Original release notes:
Bella Donna is the debut studio album by American singer-songwriter and Fleetwood Mac vocalist Stevie Nicks. Released on July 27, 1981, the album hit #1 on the U.S. Billboard charts in September of that year, remaining there for one week. Bella Donna was awarded Platinum status by the RIAA three months after its release on October 7, 1981, and has sold over 4 million copies in the U.S. and remains her best-selling solo album to date worldwide.
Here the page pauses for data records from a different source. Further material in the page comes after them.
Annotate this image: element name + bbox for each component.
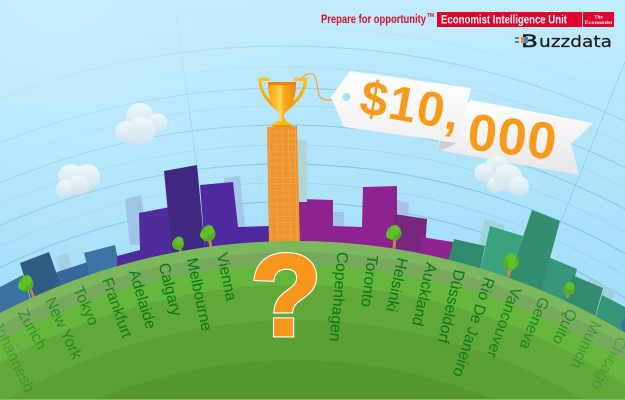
logo: Economist Intelligence Unit: The: [594, 16, 603, 20]
question mark: ?: [251, 232, 321, 360]
buildings: teal group: [445, 210, 625, 345]
city names: Vancouver: [483, 285, 524, 360]
cloud right: [474, 156, 529, 196]
city names: Adelaide: [125, 268, 159, 331]
tree 4: [386, 225, 402, 249]
logo: Economist Intelligence Unit: Prepare for opportunity: [321, 14, 426, 26]
logo: Economist Intelligence Unit: TM: [427, 13, 434, 19]
buildings: purple group: [117, 165, 272, 275]
buildings: blue group: [0, 245, 122, 340]
central orange tower: [267, 126, 300, 245]
cloud left lower: [56, 164, 100, 198]
city names: Auckland: [408, 261, 439, 328]
cloud left top: [115, 103, 168, 145]
city names: Quito: [548, 306, 580, 347]
city names: Calgary: [155, 261, 184, 318]
city names: New York: [41, 295, 85, 362]
city names: [0, 251, 625, 395]
tree 2: [172, 236, 184, 254]
city names: Zurich: [14, 306, 50, 353]
ghost tower shadow: [297, 140, 307, 202]
city names: Geneva: [516, 294, 552, 352]
city names: Tokyo: [69, 284, 102, 329]
logo: Buzzdata: B: [521, 32, 538, 51]
trophy: [260, 80, 306, 127]
city names: Rio De Janeiro: [449, 275, 497, 379]
city names: Toronto: [357, 254, 380, 308]
city names: Melbourne: [183, 256, 215, 333]
logo: Economist Intelligence Unit: [321, 12, 614, 27]
banner: $10,000 price tag: $10,: [356, 71, 465, 141]
city names: Vienna: [213, 251, 239, 303]
logo: Buzzdata: [515, 32, 612, 51]
tree 1: [18, 275, 34, 298]
city names: Copenhagen: [326, 251, 350, 342]
green globe ground: [0, 241, 625, 400]
tree 6: [563, 282, 575, 298]
ribbon string: [302, 74, 346, 100]
city names: Frankfurt: [98, 275, 135, 341]
tree 3: [200, 225, 216, 248]
logo: Buzzdata: uzzdata: [539, 32, 612, 51]
logo: Economist Intelligence Unit: Economist: [584, 21, 613, 26]
banner: $10,000 price tag: [331, 71, 593, 175]
city names: Munich: [567, 318, 604, 371]
question mark: ?: [251, 232, 321, 360]
tree 5: [503, 253, 519, 276]
buildings: magenta group: [299, 186, 453, 270]
banner: $10,000 price tag: 000: [465, 103, 561, 172]
city names: Helsinki: [382, 256, 410, 313]
logo: Economist Intelligence Unit: Economist Intelligence Unit: [441, 14, 567, 26]
city names: Düsseldorf: [434, 268, 467, 345]
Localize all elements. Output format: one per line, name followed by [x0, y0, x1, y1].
The album spawned four substantial hit singles during 1981 and 1982: the Tom Petty and the Heartbreakers-penned duet "Stop Draggin' My Heart Around" (#3), the Don Henley duet "Leather and Lace" (#6), the iconic "Edge of Seventeen" (#11), and country-tinged "After the Glitter Fades" (#32).
Bella Donna would mark the beginning of Nicks' trend of calling upon her many musician friends and connections to fully realize her sparse demo recordings. Along with friends Tom Petty and Don Henley, Nicks brought in famed session musician Waddy Wachtel, Bruce Springsteen's E-Street Band pianist Roy Bittan, and Muscle Shoals session man Donald "Duck" Dunn of Booker T. & the MGs. Though Bella Donna's personnel list includes some 20 musicians, the album is very much Nicks' own work, with all but one of the songs on the record written by her.
The album also marked the first recording featuring Nicks' backing vocalists, Sharon Celani and Lori Perry, who still record and tour with Nicks today.
Vinyl Ripping Equiptment
Technics SL-1200MK2 Turntable (Modified with DB Link Platinum Series Cables)
Shure V15VxMR Audiophile Cartridge
LP Gear SHVN5xMRSAS Super Analogue Stylus
Sonic Bliss Audiophile Turntable Mat
Bellari VP130 (12AX7 Tube) Phono Preamp
DB Link Platinum Series Cables
Creative E-MU 0404 Studio Sound Card
Adobe Audition 3.1 Recording Software
These are all rips from my orignal MFSL collection. I ripped them when I still owned them. I ripped them @ 24-Bit/96kHz orignally and saved them to my storage hard drive. I then converted copies to 16-Bit/44kHz redbook and backed that up to DVD ROM disc's. Not too long ago, my storage hard drive was destroyed so I lost all my original 24/96 files. What I am posting here are the 16-Bit/96kHz redbook copies converted from my original 24-Bit/96kHz rips of my MFSL LP's from my back up DVD's. So these are the only existing copies I have left from the original rips.
Yes, they are MFSL rips.
Yes, they were ripped @ 24-Bit/96kHz originally.
No, I do not have the 24/96 files any longer.